Mood boards are a key milestone in the design process. If crafted well they can be a great way of drawing your client into the design... engendering a sense of collaboration with your clients is always a good idea.
Here's my approach:
Begin with a thorough read of the brief and a review of brand and visual identity guidelines (if they exist). Plan some quality time where you can focus on developing your visual direction without interruption. Find a space where it's OK to make a mess. If you decide to include other people keep the group small.
Name and date your board properly, quoting client reference. Make sure you include your contact details. Print out your brief, and the relevant parts of the guidelines. Get them onto your mood board quickly.
This is the expansive part of the process: Your aim is to assemble a mosaic of source material that you find inspiring and is relevant to your brief. Don't limit yourself initially, explore as much as you feel you need to. Source your visuals and collage them together; print out, photocopy, flatten out and pin up. Consider printed materials, search the internet, assemble and photograph objects or products... it's only natural to cast the net wide.
Tip: set a time limit. I suggest a maximum of four hours for this phase. Go back and do more if you need to but don't slog at it.
Expect to cover the wall, the desk, your desktop. It's important that you can step back from your mosaic so as to spot bigger trends. Keep zooming in and out. Move images around and create clusters. Name your clusters thereby creating themes. Use Post-its to capture thoughts as they occur to you. It's a good sign if you start to develop your own short-hand terminology. Submerge in the visual universe you're creating. The skill here is the ability to interpret the brand and express the big idea through words and pictures.
Tip: move quickly at this point, there's plenty of time to reflect in the next phase.
There's no need to feel guilty about being influenced by others. Take the best of everything that's relevant: We share a common visual language that's constantly evolving and the truth is, everything is inspired by something. It's important to understand and acknowledge your influences and to add something to the movement, rather than blindly following the latest trend. In short, the look of your work should be the natural by-product of your intellectual process.
Midway through the process sit back and review what you've got and begin to make decisions about what to keep and what to reject. It may seem hard to reject anything but you must focus your art/design direction. It is your job to consolidate and refine. You should be thinking 'how little do I need to clearly get this across'.

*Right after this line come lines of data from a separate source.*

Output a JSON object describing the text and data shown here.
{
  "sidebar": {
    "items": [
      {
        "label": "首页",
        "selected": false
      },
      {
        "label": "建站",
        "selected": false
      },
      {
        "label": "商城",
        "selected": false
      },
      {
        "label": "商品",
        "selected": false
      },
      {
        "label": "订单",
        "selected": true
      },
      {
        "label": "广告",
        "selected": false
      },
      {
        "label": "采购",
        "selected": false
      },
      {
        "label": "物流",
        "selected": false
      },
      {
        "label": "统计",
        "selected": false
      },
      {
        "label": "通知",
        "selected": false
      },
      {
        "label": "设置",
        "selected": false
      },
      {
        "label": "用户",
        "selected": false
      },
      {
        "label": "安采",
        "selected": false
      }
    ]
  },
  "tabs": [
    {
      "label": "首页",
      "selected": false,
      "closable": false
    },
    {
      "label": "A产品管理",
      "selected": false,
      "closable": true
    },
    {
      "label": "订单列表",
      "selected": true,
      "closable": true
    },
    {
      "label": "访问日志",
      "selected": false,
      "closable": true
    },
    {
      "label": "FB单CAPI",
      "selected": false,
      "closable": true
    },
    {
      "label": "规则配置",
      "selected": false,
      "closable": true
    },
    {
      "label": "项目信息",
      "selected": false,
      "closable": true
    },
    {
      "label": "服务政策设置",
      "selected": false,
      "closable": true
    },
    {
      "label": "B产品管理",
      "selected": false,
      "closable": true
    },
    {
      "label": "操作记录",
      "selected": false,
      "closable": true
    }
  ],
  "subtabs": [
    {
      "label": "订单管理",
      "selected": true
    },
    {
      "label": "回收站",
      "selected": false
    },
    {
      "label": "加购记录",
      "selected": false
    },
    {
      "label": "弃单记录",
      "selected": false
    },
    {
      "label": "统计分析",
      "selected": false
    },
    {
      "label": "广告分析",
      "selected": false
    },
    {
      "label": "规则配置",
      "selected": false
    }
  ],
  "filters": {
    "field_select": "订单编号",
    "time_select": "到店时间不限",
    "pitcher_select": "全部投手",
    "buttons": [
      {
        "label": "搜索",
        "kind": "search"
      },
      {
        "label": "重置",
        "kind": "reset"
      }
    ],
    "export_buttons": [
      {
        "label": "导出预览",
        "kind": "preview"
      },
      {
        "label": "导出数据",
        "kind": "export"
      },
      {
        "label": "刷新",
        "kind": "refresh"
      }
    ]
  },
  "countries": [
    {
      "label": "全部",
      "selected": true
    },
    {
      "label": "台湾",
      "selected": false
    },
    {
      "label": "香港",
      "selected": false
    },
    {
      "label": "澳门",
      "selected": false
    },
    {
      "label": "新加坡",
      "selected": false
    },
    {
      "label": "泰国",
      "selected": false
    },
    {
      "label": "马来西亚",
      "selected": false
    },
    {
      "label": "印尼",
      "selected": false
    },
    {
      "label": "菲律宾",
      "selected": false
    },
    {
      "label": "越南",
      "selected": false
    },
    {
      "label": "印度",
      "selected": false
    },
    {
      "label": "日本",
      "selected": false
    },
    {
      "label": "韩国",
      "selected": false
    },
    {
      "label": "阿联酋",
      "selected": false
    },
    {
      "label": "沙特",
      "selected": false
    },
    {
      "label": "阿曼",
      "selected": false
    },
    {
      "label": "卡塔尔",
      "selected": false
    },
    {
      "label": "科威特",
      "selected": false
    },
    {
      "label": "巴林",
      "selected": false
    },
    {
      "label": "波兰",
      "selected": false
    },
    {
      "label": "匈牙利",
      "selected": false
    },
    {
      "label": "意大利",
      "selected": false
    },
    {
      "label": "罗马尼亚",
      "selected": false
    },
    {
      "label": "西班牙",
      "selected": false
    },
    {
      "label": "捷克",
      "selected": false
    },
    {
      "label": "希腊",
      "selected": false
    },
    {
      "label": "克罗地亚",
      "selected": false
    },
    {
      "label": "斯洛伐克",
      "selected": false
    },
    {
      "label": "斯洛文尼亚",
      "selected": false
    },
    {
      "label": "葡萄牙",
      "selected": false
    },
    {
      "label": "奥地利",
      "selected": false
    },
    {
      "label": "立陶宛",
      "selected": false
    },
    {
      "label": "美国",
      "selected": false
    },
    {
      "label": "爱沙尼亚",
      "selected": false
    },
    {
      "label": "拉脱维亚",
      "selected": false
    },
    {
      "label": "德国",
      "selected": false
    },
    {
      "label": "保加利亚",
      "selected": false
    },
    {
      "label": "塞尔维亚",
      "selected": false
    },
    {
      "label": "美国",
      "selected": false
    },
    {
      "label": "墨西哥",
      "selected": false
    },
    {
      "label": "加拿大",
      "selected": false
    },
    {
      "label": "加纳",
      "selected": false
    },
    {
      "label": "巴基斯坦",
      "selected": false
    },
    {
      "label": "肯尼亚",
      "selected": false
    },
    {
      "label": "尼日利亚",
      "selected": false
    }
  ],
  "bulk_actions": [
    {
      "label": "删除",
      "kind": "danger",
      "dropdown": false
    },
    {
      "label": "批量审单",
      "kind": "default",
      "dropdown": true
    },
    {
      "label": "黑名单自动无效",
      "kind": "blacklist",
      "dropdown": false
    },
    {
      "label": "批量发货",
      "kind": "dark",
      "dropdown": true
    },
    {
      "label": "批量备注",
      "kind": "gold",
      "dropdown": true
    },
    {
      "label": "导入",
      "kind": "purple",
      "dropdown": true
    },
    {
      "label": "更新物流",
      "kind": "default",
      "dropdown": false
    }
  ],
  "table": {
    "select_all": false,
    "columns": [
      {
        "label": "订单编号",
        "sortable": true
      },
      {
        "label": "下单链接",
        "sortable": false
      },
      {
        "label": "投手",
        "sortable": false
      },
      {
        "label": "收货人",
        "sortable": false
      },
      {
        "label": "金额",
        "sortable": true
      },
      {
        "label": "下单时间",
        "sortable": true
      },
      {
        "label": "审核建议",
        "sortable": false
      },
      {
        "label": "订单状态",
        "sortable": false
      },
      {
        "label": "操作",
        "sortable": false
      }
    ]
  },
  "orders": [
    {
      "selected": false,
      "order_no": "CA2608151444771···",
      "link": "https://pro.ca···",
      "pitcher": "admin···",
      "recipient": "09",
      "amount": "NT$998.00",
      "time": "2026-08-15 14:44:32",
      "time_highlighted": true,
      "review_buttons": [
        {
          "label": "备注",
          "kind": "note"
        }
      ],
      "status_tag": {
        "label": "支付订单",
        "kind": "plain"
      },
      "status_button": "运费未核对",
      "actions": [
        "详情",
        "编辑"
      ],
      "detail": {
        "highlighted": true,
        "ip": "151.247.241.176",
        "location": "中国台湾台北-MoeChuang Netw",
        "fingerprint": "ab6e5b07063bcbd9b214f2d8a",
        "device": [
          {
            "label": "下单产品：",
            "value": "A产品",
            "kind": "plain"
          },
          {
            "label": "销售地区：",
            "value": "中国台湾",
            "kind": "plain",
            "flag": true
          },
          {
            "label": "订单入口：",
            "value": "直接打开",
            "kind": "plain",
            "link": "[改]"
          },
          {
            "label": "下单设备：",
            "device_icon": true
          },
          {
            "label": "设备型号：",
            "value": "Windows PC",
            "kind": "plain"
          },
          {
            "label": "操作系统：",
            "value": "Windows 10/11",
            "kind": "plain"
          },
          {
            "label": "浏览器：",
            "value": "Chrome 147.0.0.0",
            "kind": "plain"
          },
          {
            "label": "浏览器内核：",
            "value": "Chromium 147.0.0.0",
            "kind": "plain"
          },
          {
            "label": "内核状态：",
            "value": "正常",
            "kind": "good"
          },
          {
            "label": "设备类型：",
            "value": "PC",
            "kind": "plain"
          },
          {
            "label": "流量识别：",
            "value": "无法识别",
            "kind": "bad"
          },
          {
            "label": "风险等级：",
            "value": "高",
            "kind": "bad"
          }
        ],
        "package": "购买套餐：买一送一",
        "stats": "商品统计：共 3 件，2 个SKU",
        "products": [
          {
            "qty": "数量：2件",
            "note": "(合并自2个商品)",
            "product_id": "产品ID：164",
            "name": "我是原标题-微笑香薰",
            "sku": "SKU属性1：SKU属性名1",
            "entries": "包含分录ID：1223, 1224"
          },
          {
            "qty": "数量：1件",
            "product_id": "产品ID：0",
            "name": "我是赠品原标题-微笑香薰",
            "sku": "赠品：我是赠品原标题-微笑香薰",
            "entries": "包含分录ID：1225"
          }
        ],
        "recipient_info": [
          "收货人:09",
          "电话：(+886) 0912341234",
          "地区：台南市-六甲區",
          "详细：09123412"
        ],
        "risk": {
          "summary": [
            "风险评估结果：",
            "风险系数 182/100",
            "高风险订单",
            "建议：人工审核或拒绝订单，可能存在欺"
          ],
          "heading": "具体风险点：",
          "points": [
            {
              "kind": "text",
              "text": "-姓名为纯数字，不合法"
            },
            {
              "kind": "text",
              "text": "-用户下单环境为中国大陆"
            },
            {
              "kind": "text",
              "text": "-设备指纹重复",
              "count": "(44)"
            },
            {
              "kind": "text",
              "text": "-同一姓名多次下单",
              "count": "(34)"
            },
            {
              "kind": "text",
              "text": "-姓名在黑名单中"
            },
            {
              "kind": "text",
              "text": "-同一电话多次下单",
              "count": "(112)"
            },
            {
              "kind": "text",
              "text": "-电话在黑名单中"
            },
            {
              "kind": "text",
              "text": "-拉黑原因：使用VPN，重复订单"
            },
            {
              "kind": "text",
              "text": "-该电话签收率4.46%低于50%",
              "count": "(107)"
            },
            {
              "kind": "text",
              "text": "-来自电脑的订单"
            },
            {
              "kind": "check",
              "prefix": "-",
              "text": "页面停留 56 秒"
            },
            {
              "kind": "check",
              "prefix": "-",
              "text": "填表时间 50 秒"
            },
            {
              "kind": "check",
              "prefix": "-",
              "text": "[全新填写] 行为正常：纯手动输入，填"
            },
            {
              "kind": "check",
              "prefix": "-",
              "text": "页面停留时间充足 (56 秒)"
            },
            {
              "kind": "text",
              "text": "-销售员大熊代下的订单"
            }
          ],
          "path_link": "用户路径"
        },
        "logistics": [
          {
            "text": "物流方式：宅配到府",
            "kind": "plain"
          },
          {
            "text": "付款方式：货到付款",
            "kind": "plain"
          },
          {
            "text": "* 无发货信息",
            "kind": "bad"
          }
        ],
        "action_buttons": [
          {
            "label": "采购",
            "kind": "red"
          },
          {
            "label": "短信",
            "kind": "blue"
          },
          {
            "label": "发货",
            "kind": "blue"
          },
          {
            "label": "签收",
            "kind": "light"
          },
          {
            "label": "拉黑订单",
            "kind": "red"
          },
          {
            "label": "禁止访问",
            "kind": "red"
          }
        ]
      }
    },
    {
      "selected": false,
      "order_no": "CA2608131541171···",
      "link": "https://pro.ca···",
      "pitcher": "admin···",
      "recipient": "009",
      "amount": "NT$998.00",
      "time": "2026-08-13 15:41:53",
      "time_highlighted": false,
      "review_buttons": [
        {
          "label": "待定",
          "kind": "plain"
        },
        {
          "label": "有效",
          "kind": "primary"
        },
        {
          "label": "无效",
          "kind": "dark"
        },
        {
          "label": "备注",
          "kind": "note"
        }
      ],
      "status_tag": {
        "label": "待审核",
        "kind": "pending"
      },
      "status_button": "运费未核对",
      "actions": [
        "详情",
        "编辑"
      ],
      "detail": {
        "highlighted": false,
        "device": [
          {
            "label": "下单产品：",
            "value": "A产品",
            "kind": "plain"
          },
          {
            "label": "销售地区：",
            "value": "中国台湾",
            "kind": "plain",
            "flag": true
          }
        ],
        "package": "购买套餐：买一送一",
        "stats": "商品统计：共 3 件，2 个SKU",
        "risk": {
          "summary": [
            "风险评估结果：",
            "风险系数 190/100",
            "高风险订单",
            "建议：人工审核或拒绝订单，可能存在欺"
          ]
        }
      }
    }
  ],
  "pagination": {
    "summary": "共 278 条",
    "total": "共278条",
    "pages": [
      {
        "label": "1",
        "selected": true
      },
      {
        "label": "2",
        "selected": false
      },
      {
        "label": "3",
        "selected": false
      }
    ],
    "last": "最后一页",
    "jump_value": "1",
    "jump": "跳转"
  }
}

You may discover that some of your colleagues don't understand the importance of the mood board. The risk being the process is seen as self-indulgent. It is true, it's all too easy for mood boards to spiral out of control, if this happens they cease to be useful or directional, becoming nebulous clouds of 'stuff you like'... Beware, this kind of mood board is likely to be off-brief and totally ineffective as a briefing tool. It's important that good design is understood, that it is seen to be born of a quantifiable approach, not a magic rabbit jumping out of a hat. Design is a comodity and it should be valued. All inspiration is born of context.
Tip: one of the most useful things about writing out your thoughts is it becomes easier to spot where you're being repetitive.
You should end up with a pile of rejected material, and a set of key visuals each with corresponding rational. You're nearly there.
Now you should consider the overall structure of your mood board. Imagine your rationale is a story, it should have a logical flow; a beginning, middle and end. Always begin with the brief, then the relevant parts of the guidelines. Always end with a summary statement. If necessary rewrite and refine your rational as you layout.
Tip: getting others to sense check your rationale is a good idea. Remain open minded about rewording, but don't lose the point. By the end of the process the direction should jump off the page, and remember 'Simplicity is the ultimate sophistication'.
If done right, pretty much anyone should be able to read the mood board and quickly understand your proposed direction for the project. The board should make it possible for designers to start exploring, to tune into the right design vocabulary, to start creating example designs. Mood boards are also a useful way of capturing the correct tone of voice or personality for brand expressive coms and interactions. Ultimately it is this combination of design mechanics and brand personality in one place that makes a good mood board such a powerful creative tool.